Skipping a bullet silently is not an option. The point of a gate is that it is binary.
After the Deploy
The gate is not done at “deploy succeeded.” It is done at “the thing works for real users and the dashboards stayed green.”
- Run the smoke test against prod DNS immediately after the flip.
- Watch error rate, latency, and at least one business metric (signups, orders, checkouts, whatever the app does) for 15 minutes.
- If any of them move the wrong way past your stated threshold, execute the rehearsed rollback. Do not debug live.
- After 15 clean minutes, log the deploy outcome somewhere durable: commit SHA, time, smoke result, incidents if any. The next person to ship needs this.
Scope Guard
Do during /pb-preflight:
- Verify each bullet with evidence, not recollection
- Block the deploy on any FAIL unless explicitly accepted
- Escalate to depth commands when a category keeps failing
- Log the outcome so the next deploy starts from a known state
Do NOT during /pb-preflight:
- Use this as a substitute for
/pb-securityor/pb-hardening. It is the gate, not the depth. - Ship with “probably fine.” That is how incidents start.

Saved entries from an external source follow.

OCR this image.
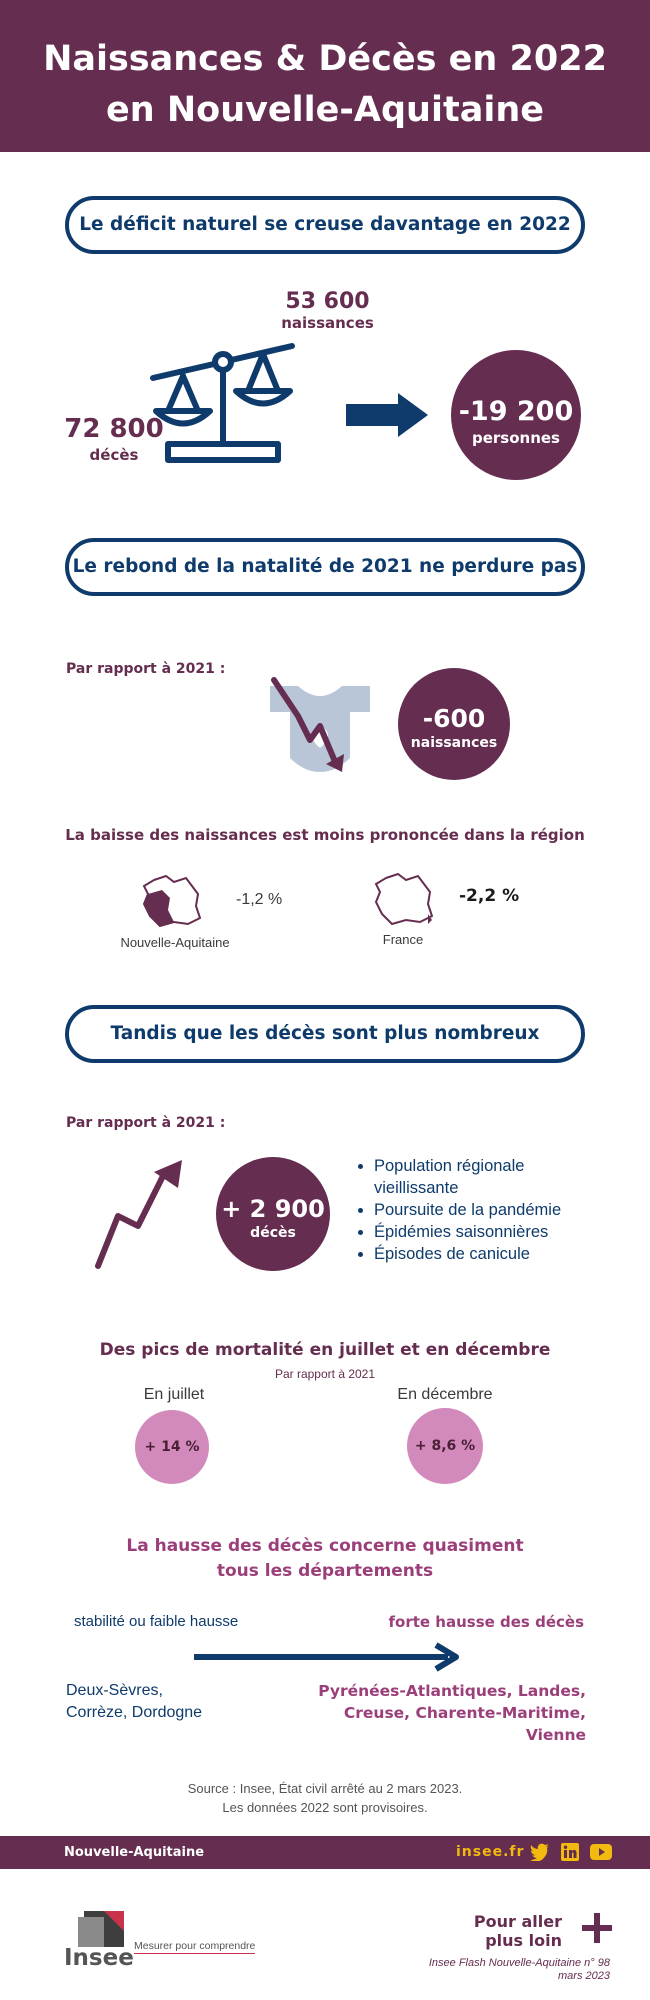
Naissances & Décès en 2022
en Nouvelle-Aquitaine
Le déficit naturel se creuse davantage en 2022
53 600
naissances
72 800
décès
-19 200
personnes
Le rebond de la natalité de 2021 ne perdure pas
Par rapport à 2021 :
-600
naissances
La baisse des naissances est moins prononcée dans la région
Nouvelle-Aquitaine
-1,2 %
France
-2,2 %
Tandis que les décès sont plus nombreux
Par rapport à 2021 :
+ 2 900
décès
• Population régionale
vieillissante
• Poursuite de la pandémie
• Épidémies saisonnières
• Épisodes de canicule
Des pics de mortalité en juillet et en décembre
Par rapport à 2021
En juillet
+ 14 %
En décembre
+ 8,6 %
La hausse des décès concerne quasiment
tous les départements
stabilité ou faible hausse	forte hausse des décès
Deux-Sèvres,
Corrèze, Dordogne
Pyrénées-Atlantiques, Landes,
Creuse, Charente-Maritime, Vienne
Source : Insee, État civil arrêté au 2 mars 2023.
Les données 2022 sont provisoires.
Nouvelle-Aquitaine	insee.fr
Insee Mesurer pour comprendre
Pour aller
plus loin
Insee Flash Nouvelle-Aquitaine n° 98
mars 2023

- Skip the post-deploy watch because the build went green. CI passing is not production working.
- Turn this into a ceremony. It is 5-10 minutes. If it is taking longer every time, your stack has drift – fix the drift, not the gate.
Related Commands
/pb-ship– The ship workflow this gate slots into/pb-security– Depth audit when the secrets/authn/data category keeps failing/pb-hardening– Infra depth when infrastructure checks keep failing/pb-deployment– The deployment step itself, downstream of this gate/pb-release– Versioning and release orchestration
Cannot tick every box? You are not ready to ship. The patch after launch costs more than the fix before launch – always.